Zeno’s grant proposal

I’ve got one last class I have to complete in order to graduate, though at this point it appears I’ll be technically graduating in the spring of 2013 rather than this semester, just because I don’t think I’ll be able to defend until January. But this class will be done at least, and all will be ready to go.

For this class, we had to write a practice NSF proposal, 10-page limit with an additional 1-page summary. Mine ended up being about 3000 words. This is also the most difficult 3000 words I’ve written in my life.
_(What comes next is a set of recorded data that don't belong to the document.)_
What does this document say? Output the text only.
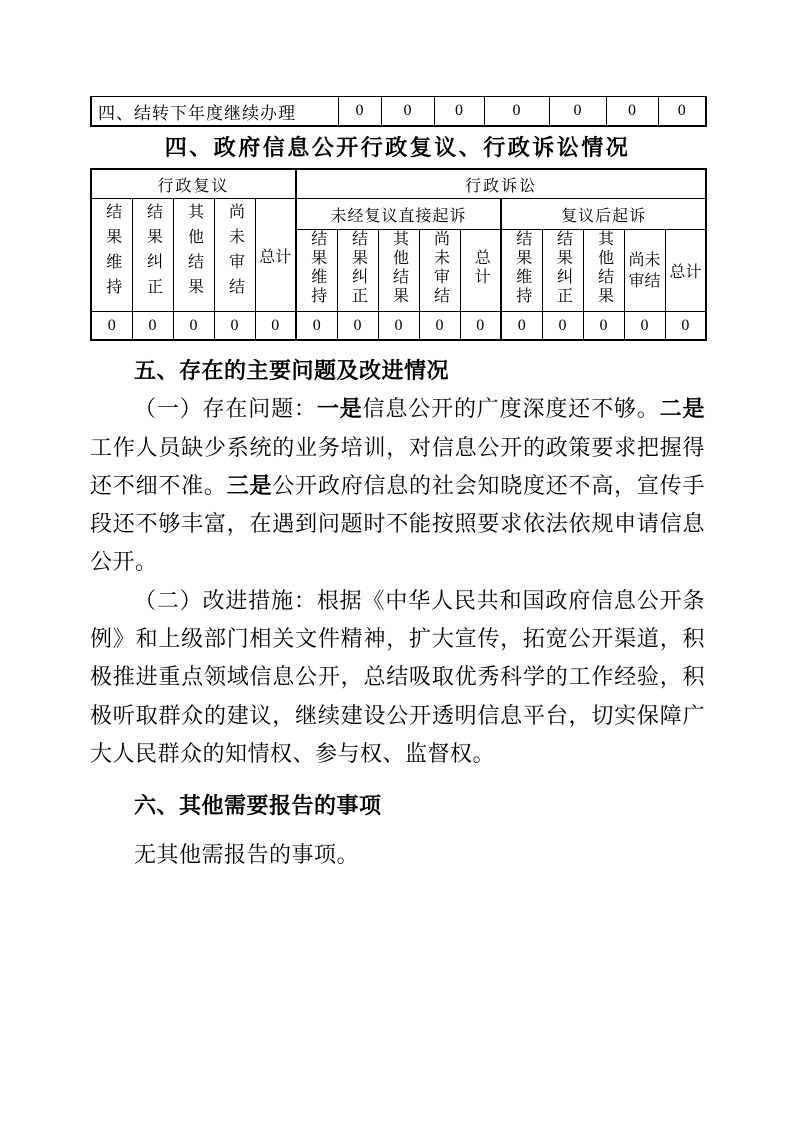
四、结转下年度继续办理	0	0	0	0	0	0	0
四、政府信息公开行政复议、行政诉讼情况
行政复议					行政诉讼									
结果维持	结果纠正	其他结果	尚未审结	总计	未经复议直接起诉					复议后起诉				
					结果维持	结果纠正	其他结果	尚未审结	总计	结果维持	结果纠正	其他结果	尚未审结	总计
0	0	0	0	0	0	0	0	0	0	0	0	0	0	0
五、存在的主要问题及改进情况

（一）存在问题：一是信息公开的广度深度还不够。二是工作人员缺少系统的业务培训，对信息公开的政策要求把握得还不细不准。三是公开政府信息的社会知晓度还不高，宣传手段还不够丰富，在遇到问题时不能按照要求依法依规申请信息公开。

（二）改进措施：根据《中华人民共和国政府信息公开条例》和上级部门相关文件精神，扩大宣传，拓宽公开渠道，积极推进重点领域信息公开，总结吸取优秀科学的工作经验，积极听取群众的建议，继续建设公开透明信息平台，切实保障广大人民群众的知情权、参与权、监督权。

六、其他需要报告的事项

无其他需报告的事项。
I ended up with a four page reference list containing 36 references, and spent nearly three solid weeks driving myself batty writing it and tweaking it and formatting it and everything else.

So it’s come as a major relief for me to hear that the other grad students all hate their proposals just as much as I hate mine, if not more. This thing was starting to feel like Zeno’s Proposal, where it was physically impossible to ever quite finish it. But hey, if everyone else loathes their proposals, then I’m probably okay, right? Right?

I’m just glad the damn thing is turned in and out of my reach. I can’t imagine having to write these constantly and facing the ugly fact that only 10-25% of them ever get funded. So it’s probably a good thing I’m not staying in academia. One day I’d be found dead at my desk, having cut my own throat with a handful of reference pages cunningly fashioned into a blade.

I celebrated finishing the proposal and turning it in by buying a new desk that I can sit or stand at. Maybe this is how adults do things. Ice cream would have been cheaper and potentially more satisfying.